Effective December 3, Colombians will be able to visit most of Europe without applying for a visa. The European Council of Ministers signed the agreement in October that will allow short-stay trips — of up to 90 days during a 180-day period — to 26 nations on the continent.
It does not include every country in Europe, however. Colombians who want to visit the United Kingdom, Ireland, Switzerland, Iceland, Norway or Lichtenstein still must apply for a tourist visa.
The 26 included nations are: Austria, Belgium, Bulgaria, Croatia, Cyprus, Czech Republic, Denmark, Estonia, Finland, France, Germany, Greece, Hungary, Italy, Latvia, Lithuania, Luxembourg, Malta, Netherlands, Poland, Portugal, Romania, Slovakia, Slovenia, Spain, and Sweden.
If Colombian, one requirement for travel is having either the biometric passport which was first issued 10 years ago, or if you applied for a passport after April this year, the new electronic passport (the one with chip on cover).
Colombia has in fact made these two passports the only valid ones for all foreign travel, not just trips to Europe, so all existing other Colombian passports will become invalid on November 24. Anyone who wants to leave the country after that date will have to apply for the pasaporte electrónico.
Though the new document will be valid for 10 years, some Colombians have been caught off guard by what they see as a sudden change. The government has been distributing information about the new policy for years, but many have been unaware about the pending expiration of their passports.
For those still holding the old passport and planning Christmas-time travel to Miami, for example, November will be a stressful month in which they must apply for and hope to receive their new documents before an already-purchased flight.
While processing may go smoothly, and those with scheduled trips may receive their new passports well in advance, lines are expected to be long at the passport office in the coming weeks, and some fear their application will get lost in the cracks and leave them unable to exit the country until their new documents arrive.
This is hopefully a short-term hurdle for a population that would still like to see travel restrictions eased even further globally. Given Colombia’s stymied perception of still being a drugs hub and reinforced recently with the Netflix narco-drama titled “Narcos” there is skepticism, or downright hostility, towards those attempting to take a normal vacation.

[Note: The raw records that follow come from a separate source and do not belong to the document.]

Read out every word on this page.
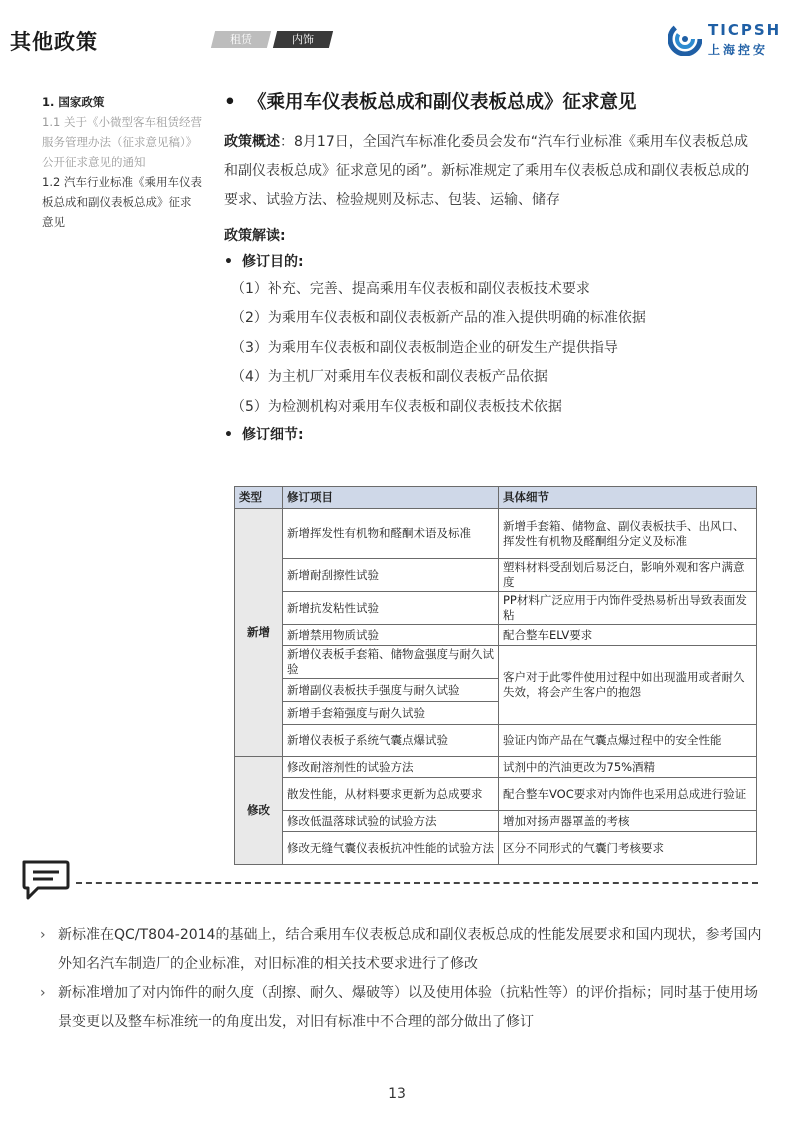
其他政策	租赁	内饰
TICPSH
上海控安
1. 国家政策
1.1 关于《小微型客车租赁经营服务管理办法（征求意见稿）》公开征求意见的通知
1.2 汽车行业标准《乘用车仪表板总成和副仪表板总成》征求意见
• 《乘用车仪表板总成和副仪表板总成》征求意见
政策概述：8月17日，全国汽车标准化委员会发布“汽车行业标准《乘用车仪表板总成和副仪表板总成》征求意见的函”。新标准规定了乘用车仪表板总成和副仪表板总成的要求、试验方法、检验规则及标志、包装、运输、储存
政策解读:
• 修订目的:
（1）补充、完善、提高乘用车仪表板和副仪表板技术要求
（2）为乘用车仪表板和副仪表板新产品的准入提供明确的标准依据
（3）为乘用车仪表板和副仪表板制造企业的研发生产提供指导
（4）为主机厂对乘用车仪表板和副仪表板产品依据
（5）为检测机构对乘用车仪表板和副仪表板技术依据
• 修订细节:
类型	修订项目	具体细节
新增	新增挥发性有机物和醛酮术语及标准	新增手套箱、储物盒、副仪表板扶手、出风口、
挥发性有机物及醛酮组分定义及标准
	新增耐刮擦性试验	塑料材料受刮划后易泛白，影响外观和客户满意度
	新增抗发粘性试验	PP材料广泛应用于内饰件受热易析出导致表面发粘
	新增禁用物质试验	配合整车ELV要求
	新增仪表板手套箱、储物盒强度与耐久试验	客户对于此零件使用过程中如出现滥用或者耐久失效，将会产生客户的抱怨
	新增副仪表板扶手强度与耐久试验	
	新增手套箱强度与耐久试验	
	新增仪表板子系统气囊点爆试验	验证内饰产品在气囊点爆过程中的安全性能
修改	修改耐溶剂性的试验方法	试剂中的汽油更改为75%酒精
	散发性能，从材料要求更新为总成要求	配合整车VOC要求对内饰件也采用总成进行验证
	修改低温落球试验的试验方法	增加对扬声器罩盖的考核
	修改无缝气囊仪表板抗冲性能的试验方法	区分不同形式的气囊门考核要求
› 新标准在QC/T804-2014的基础上，结合乘用车仪表板总成和副仪表板总成的性能发展要求和国内现状，参考国内外知名汽车制造厂的企业标准，对旧标准的相关技术要求进行了修改
› 新标准增加了对内饰件的耐久度（刮擦、耐久、爆破等）以及使用体验（抗粘性等）的评价指标；同时基于使用场景变更以及整车标准统一的角度出发，对旧有标准中不合理的部分做出了修订
13
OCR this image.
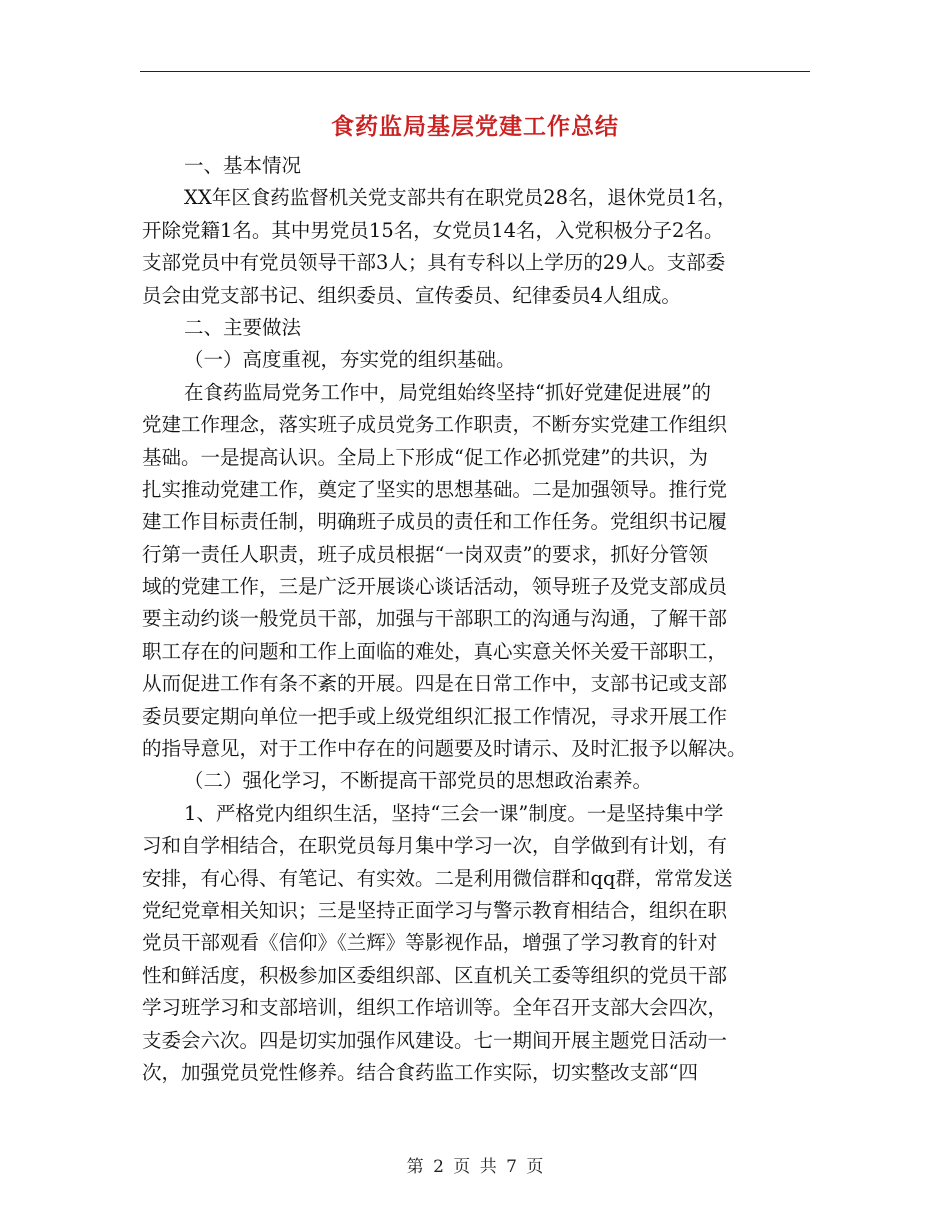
食药监局基层党建工作总结

一、基本情况

XX年区食药监督机关党支部共有在职党员28名，退休党员1名，

开除党籍1名。其中男党员15名，女党员14名，入党积极分子2名。

支部党员中有党员领导干部3人；具有专科以上学历的29人。支部委

员会由党支部书记、组织委员、宣传委员、纪律委员4人组成。

二、主要做法

（一）高度重视，夯实党的组织基础。

在食药监局党务工作中，局党组始终坚持“抓好党建促进展”的

党建工作理念，落实班子成员党务工作职责，不断夯实党建工作组织

基础。一是提高认识。全局上下形成“促工作必抓党建”的共识，为

扎实推动党建工作，奠定了坚实的思想基础。二是加强领导。推行党

建工作目标责任制，明确班子成员的责任和工作任务。党组织书记履

行第一责任人职责，班子成员根据“一岗双责”的要求，抓好分管领

域的党建工作，三是广泛开展谈心谈话活动，领导班子及党支部成员

要主动约谈一般党员干部，加强与干部职工的沟通与沟通，了解干部

职工存在的问题和工作上面临的难处，真心实意关怀关爱干部职工，

从而促进工作有条不紊的开展。四是在日常工作中，支部书记或支部

委员要定期向单位一把手或上级党组织汇报工作情况，寻求开展工作

的指导意见，对于工作中存在的问题要及时请示、及时汇报予以解决。

（二）强化学习，不断提高干部党员的思想政治素养。

1、严格党内组织生活，坚持“三会一课”制度。一是坚持集中学

习和自学相结合，在职党员每月集中学习一次，自学做到有计划，有

安排，有心得、有笔记、有实效。二是利用微信群和qq群，常常发送

党纪党章相关知识；三是坚持正面学习与警示教育相结合，组织在职

党员干部观看《信仰》《兰辉》等影视作品，增强了学习教育的针对

性和鲜活度，积极参加区委组织部、区直机关工委等组织的党员干部

学习班学习和支部培训，组织工作培训等。全年召开支部大会四次，

支委会六次。四是切实加强作风建设。七一期间开展主题党日活动一

次，加强党员党性修养。结合食药监工作实际，切实整改支部“四

第 2 页 共 7 页
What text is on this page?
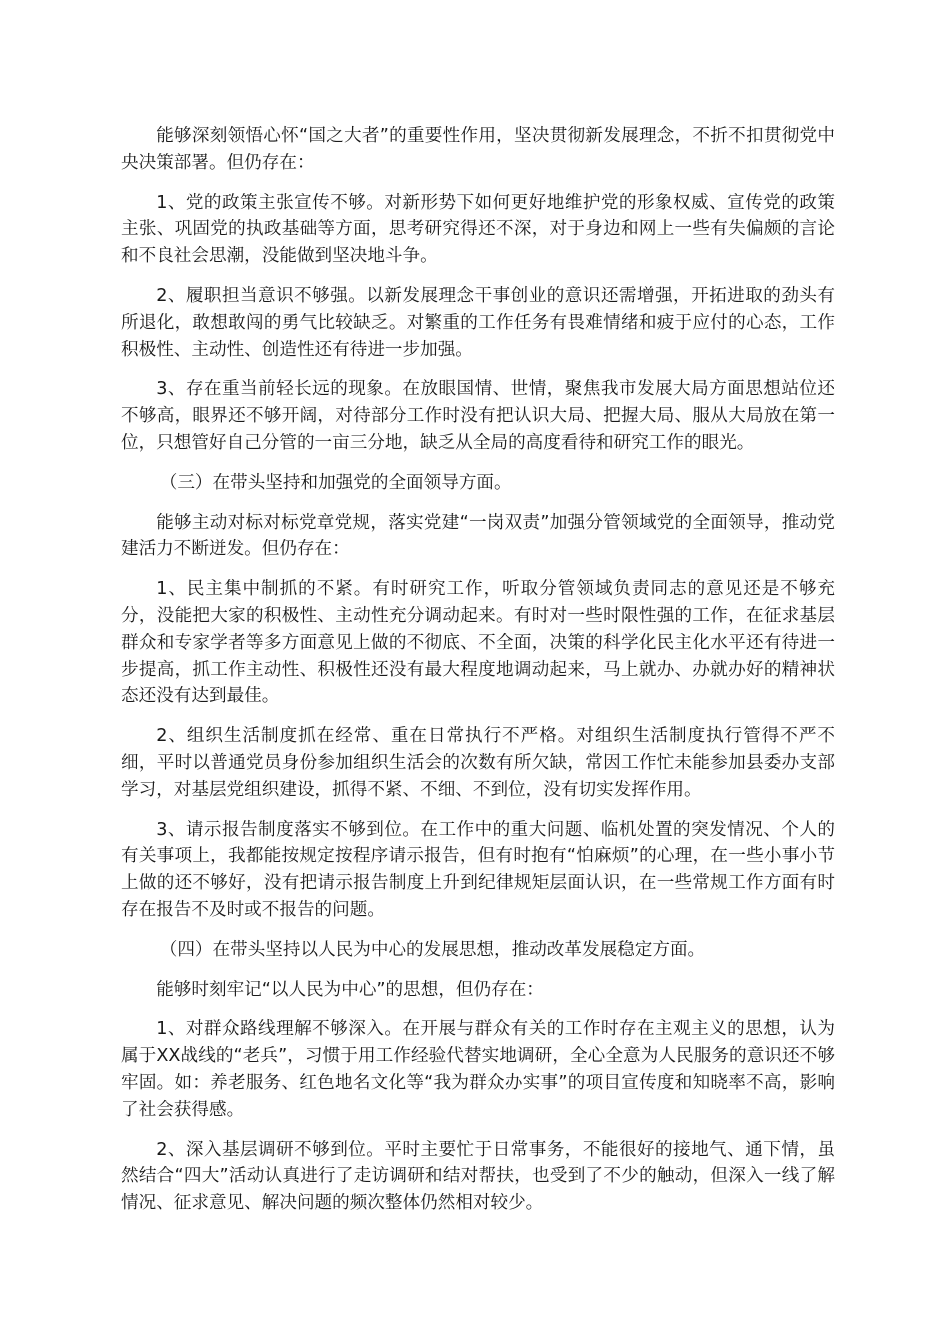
能够深刻领悟心怀“国之大者”的重要性作用，坚决贯彻新发展理念，不折不扣贯彻党中央决策部署。但仍存在：

1、党的政策主张宣传不够。对新形势下如何更好地维护党的形象权威、宣传党的政策主张、巩固党的执政基础等方面，思考研究得还不深，对于身边和网上一些有失偏颇的言论和不良社会思潮，没能做到坚决地斗争。

2、履职担当意识不够强。以新发展理念干事创业的意识还需增强，开拓进取的劲头有所退化，敢想敢闯的勇气比较缺乏。对繁重的工作任务有畏难情绪和疲于应付的心态，工作积极性、主动性、创造性还有待进一步加强。

3、存在重当前轻长远的现象。在放眼国情、世情，聚焦我市发展大局方面思想站位还不够高，眼界还不够开阔，对待部分工作时没有把认识大局、把握大局、服从大局放在第一位，只想管好自己分管的一亩三分地，缺乏从全局的高度看待和研究工作的眼光。

（三）在带头坚持和加强党的全面领导方面。

能够主动对标对标党章党规，落实党建“一岗双责”加强分管领域党的全面领导，推动党建活力不断迸发。但仍存在：

1、民主集中制抓的不紧。有时研究工作，听取分管领域负责同志的意见还是不够充分，没能把大家的积极性、主动性充分调动起来。有时对一些时限性强的工作，在征求基层群众和专家学者等多方面意见上做的不彻底、不全面，决策的科学化民主化水平还有待进一步提高，抓工作主动性、积极性还没有最大程度地调动起来，马上就办、办就办好的精神状态还没有达到最佳。

2、组织生活制度抓在经常、重在日常执行不严格。对组织生活制度执行管得不严不细，平时以普通党员身份参加组织生活会的次数有所欠缺，常因工作忙未能参加县委办支部学习，对基层党组织建设，抓得不紧、不细、不到位，没有切实发挥作用。

3、请示报告制度落实不够到位。在工作中的重大问题、临机处置的突发情况、个人的有关事项上，我都能按规定按程序请示报告，但有时抱有“怕麻烦”的心理，在一些小事小节上做的还不够好，没有把请示报告制度上升到纪律规矩层面认识，在一些常规工作方面有时存在报告不及时或不报告的问题。

（四）在带头坚持以人民为中心的发展思想，推动改革发展稳定方面。

能够时刻牢记“以人民为中心”的思想，但仍存在：

1、对群众路线理解不够深入。在开展与群众有关的工作时存在主观主义的思想，认为属于XX战线的“老兵”，习惯于用工作经验代替实地调研，全心全意为人民服务的意识还不够牢固。如：养老服务、红色地名文化等“我为群众办实事”的项目宣传度和知晓率不高，影响了社会获得感。

2、深入基层调研不够到位。平时主要忙于日常事务，不能很好的接地气、通下情，虽然结合“四大”活动认真进行了走访调研和结对帮扶，也受到了不少的触动，但深入一线了解情况、征求意见、解决问题的频次整体仍然相对较少。
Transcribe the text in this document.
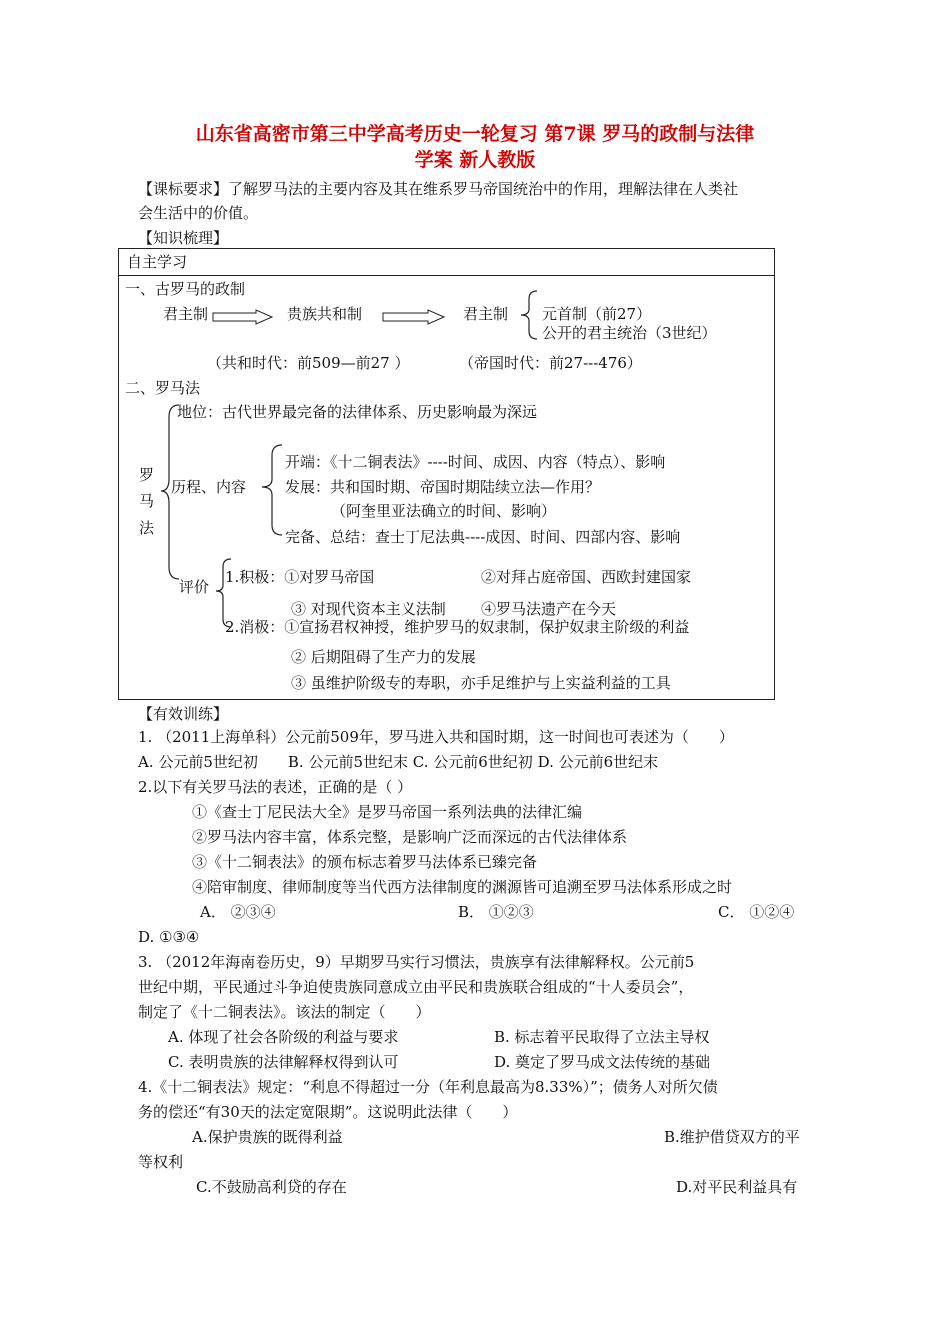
山东省高密市第三中学高考历史一轮复习 第7课 罗马的政制与法律
学案 新人教版
【课标要求】了解罗马法的主要内容及其在维系罗马帝国统治中的作用，理解法律在人类社
会生活中的价值。
【知识梳理】
自主学习
一、古罗马的政制
君主制	贵族共和制	君主制 元首制（前27）
公开的君主统治（3世纪）
（共和时代：前509—前27 ）	（帝国时代：前27---476）
二、罗马法
罗
马
法
地位：古代世界最完备的法律体系、历史影响最为深远
历程、内容
开端：《十二铜表法》----时间、成因、内容（特点）、影响
发展：共和国时期、帝国时期陆续立法—作用？
（阿奎里亚法确立的时间、影响）
完备、总结：查士丁尼法典----成因、时间、四部内容、影响
评价
1.积极：①对罗马帝国	②对拜占庭帝国、西欧封建国家
③ 对现代资本主义法制 ④罗马法遗产在今天
2.消极：①宣扬君权神授，维护罗马的奴隶制，保护奴隶主阶级的利益
② 后期阻碍了生产力的发展
③ 虽维护阶级专的寿职，亦手足维护与上实益利益的工具
【有效训练】
1. （2011上海单科）公元前509年，罗马进入共和国时期，这一时间也可表述为（　　）
A. 公元前5世纪初　　B. 公元前5世纪末 C. 公元前6世纪初 D. 公元前6世纪末
2.以下有关罗马法的表述，正确的是（ ）
①《查士丁尼民法大全》是罗马帝国一系列法典的法律汇编
②罗马法内容丰富，体系完整，是影响广泛而深远的古代法律体系
③《十二铜表法》的颁布标志着罗马法体系已臻完备
④陪审制度、律师制度等当代西方法律制度的渊源皆可追溯至罗马法体系形成之时
A． ②③④	B． ①②③	C． ①②④
D. ①③④
3. （2012年海南卷历史，9）早期罗马实行习惯法，贵族享有法律解释权。公元前5
世纪中期，平民通过斗争迫使贵族同意成立由平民和贵族联合组成的“十人委员会”，
制定了《十二铜表法》。该法的制定（　　）
A. 体现了社会各阶级的利益与要求	B. 标志着平民取得了立法主导权
C. 表明贵族的法律解释权得到认可	D. 奠定了罗马成文法传统的基础
4.《十二铜表法》规定：“利息不得超过一分（年利息最高为8.33%）”；债务人对所欠债
务的偿还“有30天的法定宽限期”。这说明此法律（　　）
A.保护贵族的既得利益	B.维护借贷双方的平
等权利
C.不鼓励高利贷的存在	D.对平民利益具有
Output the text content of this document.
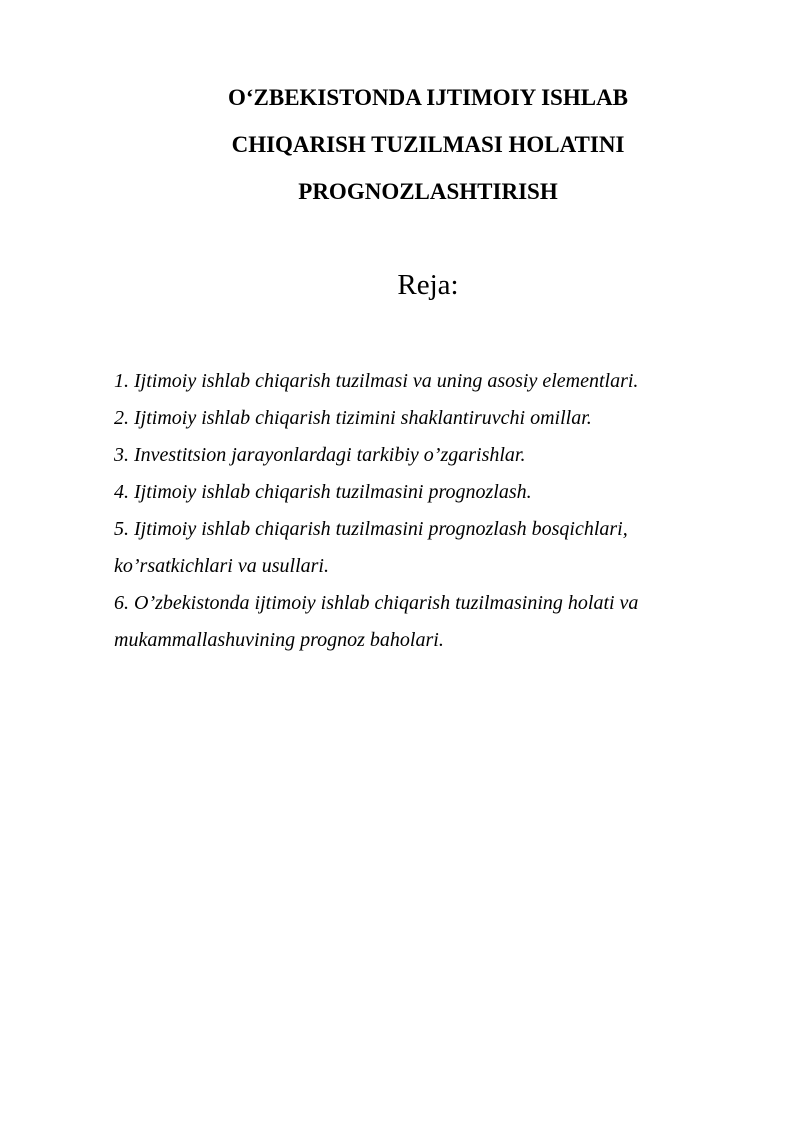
O‘ZBEKISTONDA IJTIMOIY ISHLAB
CHIQARISH TUZILMASI HOLATINI
PROGNOZLASHTIRISH
Reja:
1. Ijtimoiy ishlab chiqarish tuzilmasi va uning asosiy elementlari.
2. Ijtimoiy ishlab chiqarish tizimini shaklantiruvchi omillar.
3. Investitsion jarayonlardagi tarkibiy o’zgarishlar.
4. Ijtimoiy ishlab chiqarish tuzilmasini prognozlash.
5. Ijtimoiy ishlab chiqarish tuzilmasini prognozlash bosqichlari,
ko’rsatkichlari va usullari.
6. O’zbekistonda ijtimoiy ishlab chiqarish tuzilmasining holati va
mukammallashuvining prognoz baholari.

Stories about long interrogations at border crossings from Istanbul to Miami are prevalent enough among Bogotá residents and some told The City Paper that they increasingly determine holidays based upon overall ease and “friendliness” of host nations.
The move by the European Union, which was sped along by support from Spain, is the most significant elimination of travel barriers yet, and represents a major leap forward. It also comes on the heels of the 2012 elimination of visa requirements for Colombians who want to enter Pacific Alliance member nations: Mexico, Chile, and Peru.
There may be eventual progress in the United States as well. In 2014, U.S. Secretary of State John Kerry also offered his support for Colombia following Europe’s lead.
“We would very much like to be able to grant a visa waiver [to Colombians],” said Kerry. “It’s not a question of a lack of will, it’s that we have a law passed by the Congress of the United States, which we have to follow, which sets up certain criteria that have to be met in order to implement a visa waiver program.”
Before the United States can legally waive the need for visas, less than 3% of those who apply must have been rejected. As of 2014, “way over” that level of applications were being declined, according to Colombian Foreign Minister María Ángela Holguín.
So while no movement can occur until that number goes down, Kerry noted that “we’re going to work together” and that “we’re absolutely committed to make sure that as soon as possible we would be able to implement that program.”
But while tangible progress for eased restrictions has come in Europe and rhetorical hopes have come for hassle-free trips to the United Sates, all news is not positive. In 2013, Canada added a large application fee for Colombians requesting a visa.
As was most typical, Colombia responded in kind, hitting all Canadian tourists entering the country with a “reciprocity” fee of $160,000 pesos and thus adding two-way animosity for those wanting to travel between the two nations.